Did you know your photos are being syndicated?
The Messages app is a wonderful way to keep in touch with friends and relatives no matter where they are, and share photos and videos. This article tries to answer the seemingly simple question as to where those are stored, and what this has to do with syndication. I’m grateful to Jack for asking.
Sharing in Messages
If you have more than one Mac or Apple device connected to iMessage, and share that via Messages in iCloud, you’ll no doubt have discovered that shared photos and videos sync across them reasonably well. Delete an image on one, and it should be removed on all the others so long as they’re running, awake and can sync with iCloud.
Those shared photos and videos don’t appear in your System Photo Library, though, unless you save them there. That System Photo Library can share its contents using iCloud Photos, Shared Albums and iCloud Shared Photo Library, but those are separate from sharing in Messages. Turn all Photos sharing off and that doesn’t affect those shared in Messages.
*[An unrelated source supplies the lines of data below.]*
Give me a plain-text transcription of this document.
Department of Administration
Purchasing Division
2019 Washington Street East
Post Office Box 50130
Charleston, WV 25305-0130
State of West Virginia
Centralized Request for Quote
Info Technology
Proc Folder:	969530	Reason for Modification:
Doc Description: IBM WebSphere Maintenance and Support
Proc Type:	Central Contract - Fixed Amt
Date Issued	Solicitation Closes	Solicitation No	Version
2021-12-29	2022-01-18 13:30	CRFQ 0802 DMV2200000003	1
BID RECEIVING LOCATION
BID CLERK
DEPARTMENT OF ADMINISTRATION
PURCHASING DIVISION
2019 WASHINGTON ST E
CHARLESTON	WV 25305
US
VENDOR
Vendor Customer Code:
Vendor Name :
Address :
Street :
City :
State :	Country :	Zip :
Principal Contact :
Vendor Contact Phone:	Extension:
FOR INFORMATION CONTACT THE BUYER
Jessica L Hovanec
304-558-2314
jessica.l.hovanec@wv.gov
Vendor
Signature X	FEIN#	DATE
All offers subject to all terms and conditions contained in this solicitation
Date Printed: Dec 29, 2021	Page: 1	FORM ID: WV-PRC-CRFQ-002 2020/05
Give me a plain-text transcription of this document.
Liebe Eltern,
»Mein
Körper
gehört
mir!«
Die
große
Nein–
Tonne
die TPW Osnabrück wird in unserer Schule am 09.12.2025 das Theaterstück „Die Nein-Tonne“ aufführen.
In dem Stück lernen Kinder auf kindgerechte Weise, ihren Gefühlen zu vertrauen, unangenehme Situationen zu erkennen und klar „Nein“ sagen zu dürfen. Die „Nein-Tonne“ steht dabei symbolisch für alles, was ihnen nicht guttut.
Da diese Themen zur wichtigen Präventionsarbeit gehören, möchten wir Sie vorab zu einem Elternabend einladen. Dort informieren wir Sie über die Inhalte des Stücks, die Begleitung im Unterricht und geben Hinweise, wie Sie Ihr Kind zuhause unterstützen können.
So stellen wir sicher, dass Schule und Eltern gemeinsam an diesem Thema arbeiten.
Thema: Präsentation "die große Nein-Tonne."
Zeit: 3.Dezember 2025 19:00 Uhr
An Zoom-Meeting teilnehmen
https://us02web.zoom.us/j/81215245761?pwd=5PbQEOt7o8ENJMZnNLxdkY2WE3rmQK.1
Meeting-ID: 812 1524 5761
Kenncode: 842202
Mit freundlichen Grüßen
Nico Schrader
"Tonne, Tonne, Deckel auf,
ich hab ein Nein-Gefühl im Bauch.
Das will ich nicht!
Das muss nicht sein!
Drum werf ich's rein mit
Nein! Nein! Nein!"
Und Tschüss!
Unfortunately, information about those shared images and videos, and control over them, is primitive in macOS compared with iOS. On an iPhone, you can manage storage for Messages in iCloud in much greater detail, and can view those that are taking up most space. That isn’t offered in macOS 26 Tahoe, only the total space used by Messages in iCloud. Nor is there any Photos library or other location obvious on your Mac that appears to store them.
Syndication Photos Library
Jack isn’t the first to discover this, but if you care to look in ~/Library/Photos/Libraries you’ll find a hidden Photos library named Syndication.photoslibrary that has a similar if not identical structure to a regular photoslibrary. If you look inside that, in the path scopes/syndication/originals you’ll see folders numbered with a single hexadecimal digit, and inside those are many of the shared photos and videos from Messages.
Try copying or duplicating Syndication.photoslibrary into your Picture folder, then launch the Photos app with the Option key held so you’re asked to select a Photos library to open. There pick Syndication.photoslibrary and browse its contents. Although that should look similar to the images and videos still stored in your local Messages, you may well notice there are differences, with the Syndication Photos Library containing more, sometimes a great deal more, than Messages.
But there’s more
Checking on my iPhone, Settings there reports that Messages is currently using 523 MB for photos, 14.7 MB for videos, and 1.1 MB for GIFs and Stickers, making a total of just under 540 MB. Yet on my iMac Pro Syndication.photoslibrary is only 394.1 MB, nearly 150 MB smaller, and on my Mac mini M4 Pro it’s a huge 1.14 GB, although each of them should be storing the same photos and videos. Some users have reported Syndication.photoslibrary of huge size, sometimes tens of GB, suggesting that they either never perform housekeeping on shared images and video in Messages, or theirs have accumulated many orphaned items.
Those Syndication Photos Libraries are the location of photos and videos for Messages, though. Try deleting a photo or two in Messages, and you’ll see each of them update in synchrony.
There’s another puzzle too: if you have some older Photos Libraries, look inside them and you may well see photos and videos in folders in the path scopes/syndication/originals, just as you do in Syndication.photoslibrary. This suggests that the separate Syndication Photos Library may have originally been saved in the current System Photo Library rather than in ~/Library/Photos/Libraries/Syndication.photoslibrary.
My last mystery comes from the list of open files provided by Activity Monitor. With both Messages and Photos apps running, guess which has the database inside Syndication.photoslibrary open? No, not Messages, but Photos.
Conclusions
- ~/Library/Photos/Libraries/Syndication.photoslibrary is the Photos Library now used to store shared photos, videos, GIFs and Stickers for the Messages app.
- Although it syncs changes promptly, some local copies appear to accumulate contents that aren’t removed by Messages.
- As a result, some Syndication Photos Libraries grow far larger than required, but there’s no way to force them to purge unused contents.